Das Wahrheitszeugnis der erzählenden Sprache ist indes Selbstverrat des Erzählers, da die Sprache seine eigene bleibt: jedes Wort hat er selbst gewählt. „Nicht, daß er die Wahrheit verschleiert, ist das Frappierende, sondern daß er sich selbst des Verschleierns überführt”, schreibt Morsbach. Ihr liegt fern, dies Frappierende wegzuerklären. Doch eine Antwort auf die Frage, was da zur Wahrheit drängt, hat sie schon. Dass Lüge und Täuschung einiges zuwege bringen, ist jedermann geläufig. Etwas aber fehlt in ihrer Welt. Wer ein Ereignis falsch erzählt, um getröstet zu werden – etwa, indem er sich selbst als verfolgte Unschuld ins Licht setzt –, mag sein Ziel erreichen. Und verfehlt es doch. Denn der Trost, der nun gespendet wird, gilt ja nicht ihm selber, sondern der Lüge. „Schlimmstenfalls nimmt die Bedrückung noch zu, so daß man die Geschichte immer wieder und immer falscher erzählen muss, um noch kurzfristig Beruhigung zu spüren.” Nicht nur der Leib kennt Suchtmittel.

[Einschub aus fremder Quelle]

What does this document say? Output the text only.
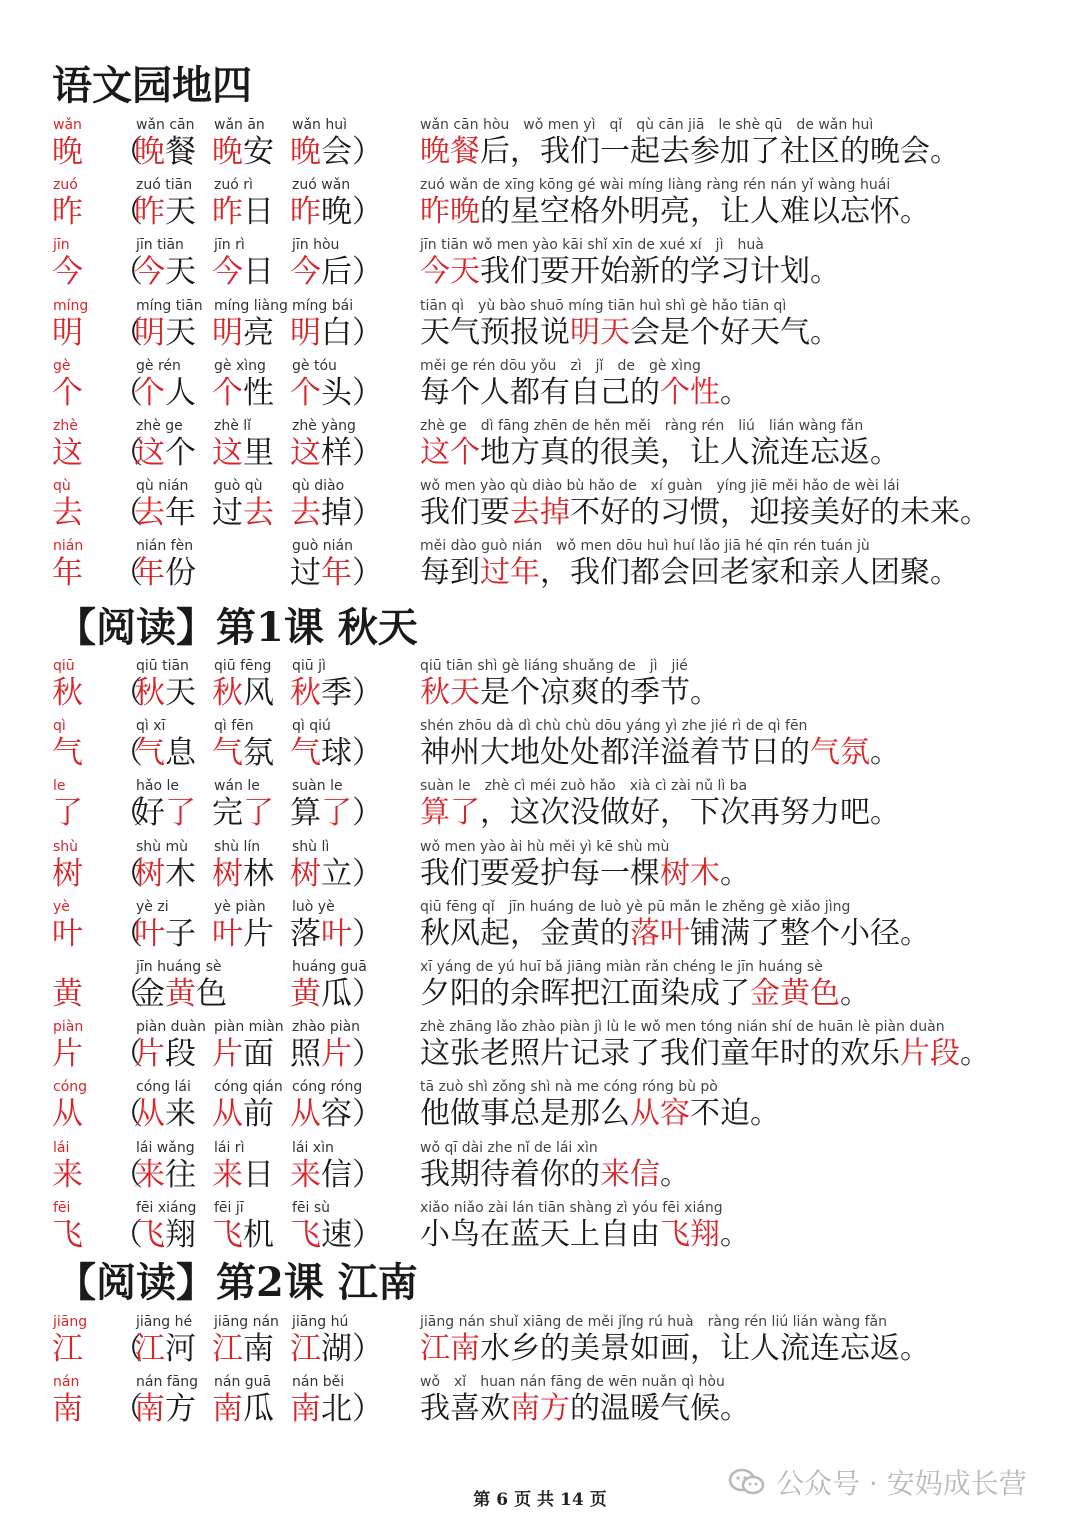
语文园地四
wǎn
晚 （
wǎn cān
晚餐
wǎn ān
晚安
wǎn huì
晚会 ）
wǎn cān hòu　wǒ men yì　qǐ　qù cān jiā　le shè qū　de wǎn huì
晚餐后，我们一起去参加了社区的晚会。
zuó
昨 （
zuó tiān
昨天
zuó rì
昨日
zuó wǎn
昨晚 ）
zuó wǎn de xīng kōng gé wài míng liàng ràng rén nán yǐ wàng huái
昨晚的星空格外明亮，让人难以忘怀。
jīn
今 （
jīn tiān
今天
jīn rì
今日
jīn hòu
今后 ）
jīn tiān wǒ men yào kāi shǐ xīn de xué xí　jì　huà
今天我们要开始新的学习计划。
míng
明 （
míng tiān
明天
míng liàng
明亮
míng bái
明白 ）
tiān qì　yù bào shuō míng tiān huì shì gè hǎo tiān qì
天气预报说明天会是个好天气。
gè
个 （
gè rén
个人
gè xìng
个性
gè tóu
个头 ）
měi ge rén dōu yǒu　zì　jǐ　de　gè xìng
每个人都有自己的个性。
zhè
这 （
zhè ge
这个
zhè lǐ
这里
zhè yàng
这样 ）
zhè ge　dì fāng zhēn de hěn měi　ràng rén　liú　lián wàng fǎn
这个地方真的很美，让人流连忘返。
qù
去 （
qù nián
去年
guò qù
过去
qù diào
去掉 ）
wǒ men yào qù diào bù hǎo de　xí guàn　yíng jiē měi hǎo de wèi lái
我们要去掉不好的习惯，迎接美好的未来。
nián
年 （
nián fèn
年份
guò nián
过年 ）
měi dào guò nián　wǒ men dōu huì huí lǎo jiā hé qīn rén tuán jù
每到过年，我们都会回老家和亲人团聚。
【阅读】第1课 秋天
qiū
秋 （
qiū tiān
秋天
qiū fēng
秋风
qiū jì
秋季 ）
qiū tiān shì gè liáng shuǎng de　jì　jié
秋天是个凉爽的季节。
qì
气 （
qì xī
气息
qì fēn
气氛
qì qiú
气球 ）
shén zhōu dà dì chù chù dōu yáng yì zhe jié rì de qì fēn
神州大地处处都洋溢着节日的气氛。
le
了 （
hǎo le
好了
wán le
完了
suàn le
算了 ）
suàn le　zhè cì méi zuò hǎo　xià cì zài nǔ lì ba
算了，这次没做好，下次再努力吧。
shù
树 （
shù mù
树木
shù lín
树林
shù lì
树立 ）
wǒ men yào ài hù měi yì kē shù mù
我们要爱护每一棵树木。
yè
叶 （
yè zi
叶子
yè piàn
叶片
luò yè
落叶 ）
qiū fēng qǐ　jīn huáng de luò yè pū mǎn le zhěng gè xiǎo jìng
秋风起，金黄的落叶铺满了整个小径。
黄 （
jīn huáng sè
金黄色
huáng guā
黄瓜 ）
xī yáng de yú huī bǎ jiāng miàn rǎn chéng le jīn huáng sè
夕阳的余晖把江面染成了金黄色。
piàn
片 （
piàn duàn
片段
piàn miàn
片面
zhào piàn
照片 ）
zhè zhāng lǎo zhào piàn jì lù le wǒ men tóng nián shí de huān lè piàn duàn
这张老照片记录了我们童年时的欢乐片段。
cóng
从 （
cóng lái
从来
cóng qián
从前
cóng róng
从容 ）
tā zuò shì zǒng shì nà me cóng róng bù pò
他做事总是那么从容不迫。
lái
来 （
lái wǎng
来往
lái rì
来日
lái xìn
来信 ）
wǒ qī dài zhe nǐ de lái xìn
我期待着你的来信。
fēi
飞 （
fēi xiáng
飞翔
fēi jī
飞机
fēi sù
飞速 ）
xiǎo niǎo zài lán tiān shàng zì yóu fēi xiáng
小鸟在蓝天上自由飞翔。
【阅读】第2课 江南
jiāng
江 （
jiāng hé
江河
jiāng nán
江南
jiāng hú
江湖 ）
jiāng nán shuǐ xiāng de měi jǐng rú huà　ràng rén liú lián wàng fǎn
江南水乡的美景如画，让人流连忘返。
nán
南 （
nán fāng
南方
nán guā
南瓜
nán běi
南北 ）
wǒ　xǐ　huan nán fāng de wēn nuǎn qì hòu
我喜欢南方的温暖气候。
第 6 页 共 14 页	公众号 · 安妈成长营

Wie man sich selbst verrät
Da allenthalben genug von der Wahrheit weg und zum faulen Trost hin drängt, „mag es wie ein Wunder erscheinen, daß überhaupt reiche und tiefe Deutungen möglich sind”. Aber es gibt sie, selbst im Alltag. Schriftsteller „tun das, was jeder von uns tut, nur auf handwerklich höherem Niveau”. Das professionelle Schreiben ist freilich nicht auf Wahrheit abonniert. „Erzählungen, die Größenphantasien bedienen (also den Leser zur Identifikation mit einem überhöhten Helden einladen), finden die breiteste Gegenliebe und beherrschen traditionell unsere Bestsellerlisten.” Doch die alltäglich zu beobachtende Ambivalenz der Menschen angesichts der Wahrheit, mithin eine ihr zugewandte Seite, findet Morsbach auch an Literatur. „Erzählungen mit Wahrheitsanspruch finden theoretisch den höchsten Respekt, so daß jede Kultur, die auf sich achtet, einen kleinen Kulturpool pflegt, in dem der Anspruch hochgehalten wird.” Und schließlich ist die Opposition ja zu simpel. Da einerseits auch hochgehaltener Anspruch das Ego bediene und somit korrumpiere, andererseits die Sehnsucht nach Wahrheit auch im schlichtesten Genre immer wieder aufblitze, gebe es, stellt Morsbach fest, „alle erdenklichen Mischformen”.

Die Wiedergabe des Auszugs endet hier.